A emenda foi aprovada para o retorno do futebol depois da paralisação porque os torneios teriam que ser disputados em um calendário congestionado para terminarem o mais rápido possível. A IFAB considerou que essas mesmas condições também se aplicarão para a próxima temporada, especialmente porque ela terminará com competições internacionais – Eurocopa e Copa América.

“O principal motivo pela emenda temporária foi o impacto no bem-estar dos jogadores de competições sendo disputadas em um período condensado de tempo e em diferentes condições climáticas (verão no hemisfério norte). Uma análise recente mostra que os motivos para a emenda permanecem válidos e que o impacto no bem-estar dos jogadores deve continuar”, afirmou a entidade.
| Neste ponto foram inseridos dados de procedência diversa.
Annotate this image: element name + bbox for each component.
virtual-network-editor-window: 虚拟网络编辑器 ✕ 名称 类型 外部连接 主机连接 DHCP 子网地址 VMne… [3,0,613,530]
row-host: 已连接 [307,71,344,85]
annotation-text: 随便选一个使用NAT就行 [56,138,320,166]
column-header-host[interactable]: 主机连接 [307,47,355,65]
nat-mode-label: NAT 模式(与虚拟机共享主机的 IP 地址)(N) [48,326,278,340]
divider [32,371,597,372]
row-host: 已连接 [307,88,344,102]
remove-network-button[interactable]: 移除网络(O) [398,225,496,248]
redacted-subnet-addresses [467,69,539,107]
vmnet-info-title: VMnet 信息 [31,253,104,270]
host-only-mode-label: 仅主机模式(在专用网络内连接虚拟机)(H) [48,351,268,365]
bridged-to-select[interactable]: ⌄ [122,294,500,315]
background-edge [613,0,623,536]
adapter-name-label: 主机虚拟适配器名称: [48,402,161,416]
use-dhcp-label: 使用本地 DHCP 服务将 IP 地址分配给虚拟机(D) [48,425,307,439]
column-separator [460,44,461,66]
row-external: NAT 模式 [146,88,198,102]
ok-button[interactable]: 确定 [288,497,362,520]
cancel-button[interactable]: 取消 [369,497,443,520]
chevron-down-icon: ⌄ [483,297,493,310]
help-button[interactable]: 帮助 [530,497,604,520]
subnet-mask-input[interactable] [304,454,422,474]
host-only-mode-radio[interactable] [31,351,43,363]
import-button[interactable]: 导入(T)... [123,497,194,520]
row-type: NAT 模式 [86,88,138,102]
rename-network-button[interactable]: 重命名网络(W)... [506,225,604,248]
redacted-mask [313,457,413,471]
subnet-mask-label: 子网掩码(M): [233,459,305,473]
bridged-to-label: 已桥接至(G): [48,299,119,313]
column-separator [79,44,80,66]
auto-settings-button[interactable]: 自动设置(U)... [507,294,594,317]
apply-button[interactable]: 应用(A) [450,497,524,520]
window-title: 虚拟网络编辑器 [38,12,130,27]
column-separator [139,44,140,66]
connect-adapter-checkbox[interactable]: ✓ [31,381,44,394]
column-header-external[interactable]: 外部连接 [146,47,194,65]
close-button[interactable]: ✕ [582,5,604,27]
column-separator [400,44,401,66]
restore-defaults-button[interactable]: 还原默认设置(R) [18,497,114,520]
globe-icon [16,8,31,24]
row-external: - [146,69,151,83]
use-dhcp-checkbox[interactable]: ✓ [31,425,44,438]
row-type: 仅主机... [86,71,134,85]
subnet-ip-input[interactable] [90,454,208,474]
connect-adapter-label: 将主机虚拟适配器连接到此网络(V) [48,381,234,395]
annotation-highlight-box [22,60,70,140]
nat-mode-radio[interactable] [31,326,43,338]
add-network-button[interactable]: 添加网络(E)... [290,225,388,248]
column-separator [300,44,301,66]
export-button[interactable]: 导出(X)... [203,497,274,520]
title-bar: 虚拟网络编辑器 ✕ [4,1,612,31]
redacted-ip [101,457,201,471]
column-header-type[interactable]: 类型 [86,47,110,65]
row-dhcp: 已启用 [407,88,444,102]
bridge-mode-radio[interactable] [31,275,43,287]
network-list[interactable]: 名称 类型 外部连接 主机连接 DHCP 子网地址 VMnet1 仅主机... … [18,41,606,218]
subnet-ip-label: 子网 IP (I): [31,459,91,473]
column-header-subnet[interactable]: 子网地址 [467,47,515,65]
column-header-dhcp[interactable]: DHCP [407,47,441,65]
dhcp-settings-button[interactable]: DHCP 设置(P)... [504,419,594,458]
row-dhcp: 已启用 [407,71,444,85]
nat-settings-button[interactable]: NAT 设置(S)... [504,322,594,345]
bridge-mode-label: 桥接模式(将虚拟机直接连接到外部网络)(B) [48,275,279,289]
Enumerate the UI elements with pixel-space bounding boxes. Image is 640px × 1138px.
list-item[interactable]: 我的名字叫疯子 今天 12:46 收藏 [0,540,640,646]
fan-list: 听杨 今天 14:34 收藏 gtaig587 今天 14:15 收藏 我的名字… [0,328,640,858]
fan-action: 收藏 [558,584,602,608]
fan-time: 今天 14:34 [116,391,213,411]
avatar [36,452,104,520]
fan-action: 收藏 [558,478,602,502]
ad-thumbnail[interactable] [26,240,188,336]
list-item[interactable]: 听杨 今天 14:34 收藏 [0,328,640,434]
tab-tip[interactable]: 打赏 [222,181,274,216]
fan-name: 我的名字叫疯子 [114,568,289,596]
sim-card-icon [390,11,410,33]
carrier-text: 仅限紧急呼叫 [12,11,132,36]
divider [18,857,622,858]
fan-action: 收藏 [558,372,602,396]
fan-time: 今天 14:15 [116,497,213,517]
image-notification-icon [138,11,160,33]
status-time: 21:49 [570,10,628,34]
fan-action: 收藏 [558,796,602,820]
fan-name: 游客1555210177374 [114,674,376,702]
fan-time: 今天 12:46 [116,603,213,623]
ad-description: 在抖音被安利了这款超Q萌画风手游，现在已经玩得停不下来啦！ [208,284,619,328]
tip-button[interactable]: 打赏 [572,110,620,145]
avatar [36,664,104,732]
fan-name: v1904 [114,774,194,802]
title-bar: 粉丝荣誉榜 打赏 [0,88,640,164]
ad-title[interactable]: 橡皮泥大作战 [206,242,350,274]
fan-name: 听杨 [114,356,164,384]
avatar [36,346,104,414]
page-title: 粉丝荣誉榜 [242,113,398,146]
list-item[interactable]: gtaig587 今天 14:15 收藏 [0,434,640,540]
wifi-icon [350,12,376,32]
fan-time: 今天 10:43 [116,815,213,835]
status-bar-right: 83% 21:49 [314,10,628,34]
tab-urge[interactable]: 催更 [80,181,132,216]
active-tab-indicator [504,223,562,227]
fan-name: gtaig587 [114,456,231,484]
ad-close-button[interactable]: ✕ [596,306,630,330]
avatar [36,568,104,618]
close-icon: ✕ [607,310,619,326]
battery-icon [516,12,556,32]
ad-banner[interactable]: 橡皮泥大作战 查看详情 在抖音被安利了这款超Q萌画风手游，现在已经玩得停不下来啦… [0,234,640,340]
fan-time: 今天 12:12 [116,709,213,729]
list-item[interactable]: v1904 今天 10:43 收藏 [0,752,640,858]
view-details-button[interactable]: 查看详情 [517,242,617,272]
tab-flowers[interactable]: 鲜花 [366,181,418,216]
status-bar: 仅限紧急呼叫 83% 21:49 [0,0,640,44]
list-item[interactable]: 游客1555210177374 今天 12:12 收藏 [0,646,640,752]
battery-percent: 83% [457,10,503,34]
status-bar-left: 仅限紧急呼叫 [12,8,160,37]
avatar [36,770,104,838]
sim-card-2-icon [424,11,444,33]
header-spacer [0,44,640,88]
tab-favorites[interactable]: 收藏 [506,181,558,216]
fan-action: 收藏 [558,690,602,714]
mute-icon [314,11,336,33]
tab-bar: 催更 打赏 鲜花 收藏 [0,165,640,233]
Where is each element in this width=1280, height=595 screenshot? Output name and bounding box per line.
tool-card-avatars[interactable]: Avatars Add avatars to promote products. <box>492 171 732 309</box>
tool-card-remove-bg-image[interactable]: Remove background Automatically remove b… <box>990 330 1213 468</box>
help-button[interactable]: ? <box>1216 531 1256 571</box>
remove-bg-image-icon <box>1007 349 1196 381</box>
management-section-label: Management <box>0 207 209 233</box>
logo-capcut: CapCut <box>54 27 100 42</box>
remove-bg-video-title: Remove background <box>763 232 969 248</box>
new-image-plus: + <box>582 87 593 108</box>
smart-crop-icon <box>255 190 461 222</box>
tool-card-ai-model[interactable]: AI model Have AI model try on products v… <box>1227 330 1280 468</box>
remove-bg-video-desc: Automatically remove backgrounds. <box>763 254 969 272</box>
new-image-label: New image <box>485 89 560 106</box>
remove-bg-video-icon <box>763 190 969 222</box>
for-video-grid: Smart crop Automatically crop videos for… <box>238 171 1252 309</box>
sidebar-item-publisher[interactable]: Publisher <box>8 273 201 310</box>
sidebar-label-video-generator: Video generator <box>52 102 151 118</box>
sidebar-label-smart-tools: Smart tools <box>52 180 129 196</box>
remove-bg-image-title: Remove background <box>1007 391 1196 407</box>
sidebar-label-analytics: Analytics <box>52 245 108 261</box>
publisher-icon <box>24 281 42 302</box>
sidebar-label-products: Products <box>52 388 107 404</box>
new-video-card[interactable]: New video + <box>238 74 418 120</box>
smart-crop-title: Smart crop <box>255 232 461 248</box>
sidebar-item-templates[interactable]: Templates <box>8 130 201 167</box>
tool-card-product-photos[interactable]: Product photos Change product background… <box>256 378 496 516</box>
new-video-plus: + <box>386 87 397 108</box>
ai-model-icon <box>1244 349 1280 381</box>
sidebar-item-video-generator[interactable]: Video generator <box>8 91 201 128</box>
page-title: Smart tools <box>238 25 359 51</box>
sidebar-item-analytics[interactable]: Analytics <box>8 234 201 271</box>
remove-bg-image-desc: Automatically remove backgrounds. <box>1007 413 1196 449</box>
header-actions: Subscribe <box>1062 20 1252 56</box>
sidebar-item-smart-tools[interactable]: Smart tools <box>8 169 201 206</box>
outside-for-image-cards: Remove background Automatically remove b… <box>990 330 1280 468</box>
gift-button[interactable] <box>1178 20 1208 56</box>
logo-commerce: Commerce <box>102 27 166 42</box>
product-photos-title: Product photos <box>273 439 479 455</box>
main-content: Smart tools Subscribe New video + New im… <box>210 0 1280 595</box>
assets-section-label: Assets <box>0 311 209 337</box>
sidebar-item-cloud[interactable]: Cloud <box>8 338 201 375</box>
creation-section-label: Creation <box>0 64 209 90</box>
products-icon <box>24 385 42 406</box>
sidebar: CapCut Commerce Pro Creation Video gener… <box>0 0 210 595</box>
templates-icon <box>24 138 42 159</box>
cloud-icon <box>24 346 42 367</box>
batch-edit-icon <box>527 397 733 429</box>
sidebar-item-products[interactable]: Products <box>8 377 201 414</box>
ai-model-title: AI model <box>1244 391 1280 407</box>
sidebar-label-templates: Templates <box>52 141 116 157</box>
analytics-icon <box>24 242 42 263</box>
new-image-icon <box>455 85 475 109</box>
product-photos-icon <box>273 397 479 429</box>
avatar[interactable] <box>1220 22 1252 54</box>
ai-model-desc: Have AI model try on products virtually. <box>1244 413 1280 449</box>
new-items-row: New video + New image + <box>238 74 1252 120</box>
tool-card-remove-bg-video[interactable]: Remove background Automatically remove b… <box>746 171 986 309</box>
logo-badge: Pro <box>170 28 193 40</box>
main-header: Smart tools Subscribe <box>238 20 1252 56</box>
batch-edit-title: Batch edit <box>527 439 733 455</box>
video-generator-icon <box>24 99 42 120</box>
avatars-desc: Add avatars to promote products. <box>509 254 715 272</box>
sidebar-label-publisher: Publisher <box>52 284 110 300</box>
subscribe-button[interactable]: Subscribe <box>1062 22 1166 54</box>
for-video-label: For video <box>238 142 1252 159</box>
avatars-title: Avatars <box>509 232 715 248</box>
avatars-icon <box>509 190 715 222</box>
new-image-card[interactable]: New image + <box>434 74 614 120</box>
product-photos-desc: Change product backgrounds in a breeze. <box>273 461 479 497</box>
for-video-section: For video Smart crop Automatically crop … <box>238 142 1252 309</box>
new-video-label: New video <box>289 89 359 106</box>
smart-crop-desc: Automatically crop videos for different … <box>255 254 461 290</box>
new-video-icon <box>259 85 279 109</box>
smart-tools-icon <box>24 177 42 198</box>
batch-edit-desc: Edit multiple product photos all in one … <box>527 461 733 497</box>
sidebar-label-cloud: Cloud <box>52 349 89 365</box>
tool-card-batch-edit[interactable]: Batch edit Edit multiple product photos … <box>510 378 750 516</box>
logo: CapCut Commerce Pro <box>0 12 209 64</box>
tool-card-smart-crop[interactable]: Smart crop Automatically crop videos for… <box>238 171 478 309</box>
As ligas europeias em andamento devem terminar ao fim de julho e alguns clubes se manterão em atividade durante agosto na Liga Europa e na Champions League. A próxima temporada deve começar em setembro. A fase de grupos da Champions será disputada a partir de outubro, em seis meios de semana consecutivos, reduzindo o espaço de respiro para ligas e copas. E não há a possibilidade de estender a temporada, com a Eurocopa e a Copa América no ano que vem.

Embora faça sentido em condições excepcionais como as atuais, a mudança não foi unanimidade. Clubes com menos recursos financeiros e, portanto, com elencos menores alegam que ela favorece clubes com mais opções no banco de reservas.